MERENDINE E ABBRACCI. Anche l’incapacità di dare un nome al male stona. Così su Repubblica, la dottoressa Vegetti Finzi consiglia di spiegare ai bambini delle elementari «che non è in corso una guerra», propone scambi di merendine per celebrare l’amicizia, mentre a quelli delle medie bisognerebbe dire che i terroristi sono persone che vivono «tra noi, ma che si sentono estranee, provano un disagio profondo, e che l’unico modo per superarlo è stabilire scambi di conoscenza: solo conoscendosi bene, non ci si sente più nemici». Agli adulti, infine, consiglia di «andare fuori, dare testimonianza di fiducia e speranza».

«IL PROBLEMA È L’ODIO». Le stesse identiche reazioni si leggono sui giornali inglesi. Owen Jones scrive sul Guardian che «l’odio di questo patetico e perverso perpetratore – il cui nome dovrebbe essere dimenticato – non può neanche essere paragonato all’amore e alla solidarietà di Manchester. Inevitabilmente ci sono avvoltoi mossi dall’odio che sorvolano su questa atrocità chiedendo di rispondere esattamente come i terroristi vorrebbero». Ecco. Ieri ancora non si sapeva il nome dell’autore, ma già qualcuno voleva dimenticarlo per concentrarsi sui veri “cattivi” che sono tra noi.

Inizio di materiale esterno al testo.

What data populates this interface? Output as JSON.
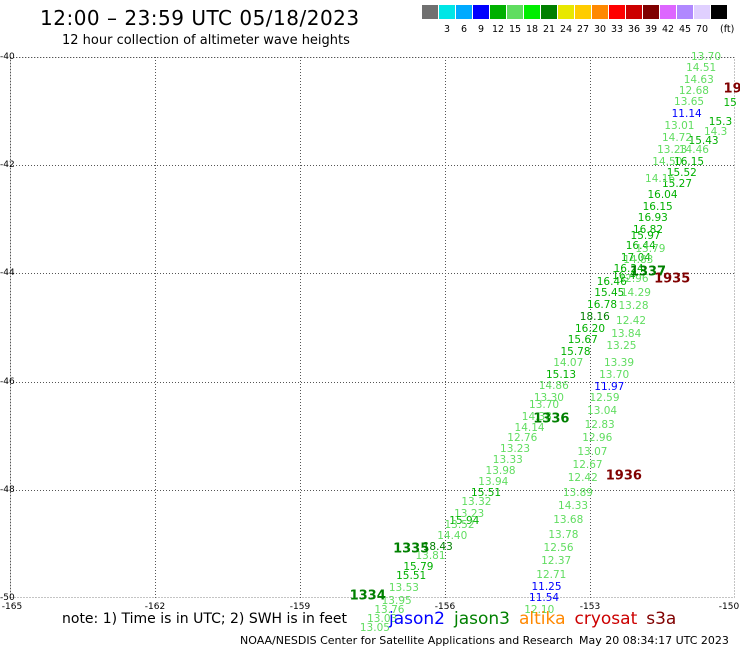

«ANDIAMO AI CONCERTI». Purtroppo non è così che si sconfiggerà il terrorismo islamico e non è neanche scrivendo con i gessetti “pace” sull’asfalto o suonando Let it be con la chitarra o Imagine con il pianoforte in piazza o continuando a prendere il tè alle cinque. I nuovi leader politici, al pari dei vecchi, sono spiazzati. Il neo presidente francese, Emmanuel Macron, terrà accese le luci della Tour Eiffel in segno di solidarietà. Il suo ministro della cultura, François Nyssen, ha commentato così la strage: «Non possiamo lasciarci prendere dalla paura. Continuiamo ad andare ai concerti». Frasi che ormai non hanno più senso. La musica unisce, è vero, ma non ferma le bombe.